Trabeculotomy was completed using the standard metal Harm's trabeculotome (Geuder
Instruments, Heidelberg, Germany). Rotation of these probes achieved 120-degree opening of
the trabecular meshwork. Next, a small amount of sodium hyaluronate was injected through the
open ends of the canal of Schlemm and along the trabeculotomy openings. The scleral flap was
then secured tightly with interrupted 10/0 Nylon sutures and conjunctival closure ensued.

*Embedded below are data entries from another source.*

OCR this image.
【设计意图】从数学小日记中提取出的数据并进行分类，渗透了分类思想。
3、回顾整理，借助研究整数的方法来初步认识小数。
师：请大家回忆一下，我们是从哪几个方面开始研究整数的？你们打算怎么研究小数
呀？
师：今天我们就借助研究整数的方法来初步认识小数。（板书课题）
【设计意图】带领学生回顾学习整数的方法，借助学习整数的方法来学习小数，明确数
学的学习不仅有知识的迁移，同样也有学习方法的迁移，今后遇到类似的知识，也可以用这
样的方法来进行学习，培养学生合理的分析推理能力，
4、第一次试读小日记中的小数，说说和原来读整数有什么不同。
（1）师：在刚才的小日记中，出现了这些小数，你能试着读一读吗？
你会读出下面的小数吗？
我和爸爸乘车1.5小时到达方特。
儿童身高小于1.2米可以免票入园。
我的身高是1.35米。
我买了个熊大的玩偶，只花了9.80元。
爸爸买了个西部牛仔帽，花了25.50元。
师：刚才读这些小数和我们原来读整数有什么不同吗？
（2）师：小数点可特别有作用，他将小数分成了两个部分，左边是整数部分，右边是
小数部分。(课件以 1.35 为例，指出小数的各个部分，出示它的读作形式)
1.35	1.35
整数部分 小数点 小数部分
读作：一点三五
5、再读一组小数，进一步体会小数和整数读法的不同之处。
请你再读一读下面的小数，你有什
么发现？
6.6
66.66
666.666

Trabeculectomy technique involved a creation of a limbal-based conjunctival flap, followed by
creation of a 3 x 4 rectangular half-thickness sclera flap. MMC was applied in a
concentration of 0.03% for 3 minutes through soaked surgical sponge inserted underneath the
conjunctival flap and spread of a large surface area posterior to the limbus and planned
scleral flap site then thoroughly irrigated by 200mL of sterile normal saline. The procedure
was completed in the usual manner with both sclera and conjunctiva closed by 10/0 nylon
sutures. Postoperative treatment for both groups consisted of topical steroids
(dexamethasone) and antibiotic (ofloxacin) five times a day with gradual taper over a period
of 5 weeks.
Surgical success was defined at the end of the 4 years of follow up as an IOP between 6 and
21 mmHg and /or IOP reduction greater than 35 % of baseline throughout the entire follow-up
period. Absolute success was defined as success being achieved without medications, and
qualified success was defined as achieving success with adjunctive medications. Failure was
defined as not meeting the above criteria, or any return to the operating theatre for
glaucoma reoperation, or loss of vision to no light perception or hypotony (IOP <6 mmHg on 2
occasions after 3 months from the operation). A minimum follow-up of 3 years was required for
inclusion in the study.
During the follow up period, eyes that were labelled as "Failure" at any follow up time point
were excluded from the data analysis from that follow up time point to the end of the study
period (48 months). Follow up was maintained to the patient as part of the patient care
service routinely provided by the study setting. The patients' postoperative data was
collected from records at day 1, week 1, month 1, month 3, month 6, month 12, month 18, month
24, month 30, month 36 and month 48.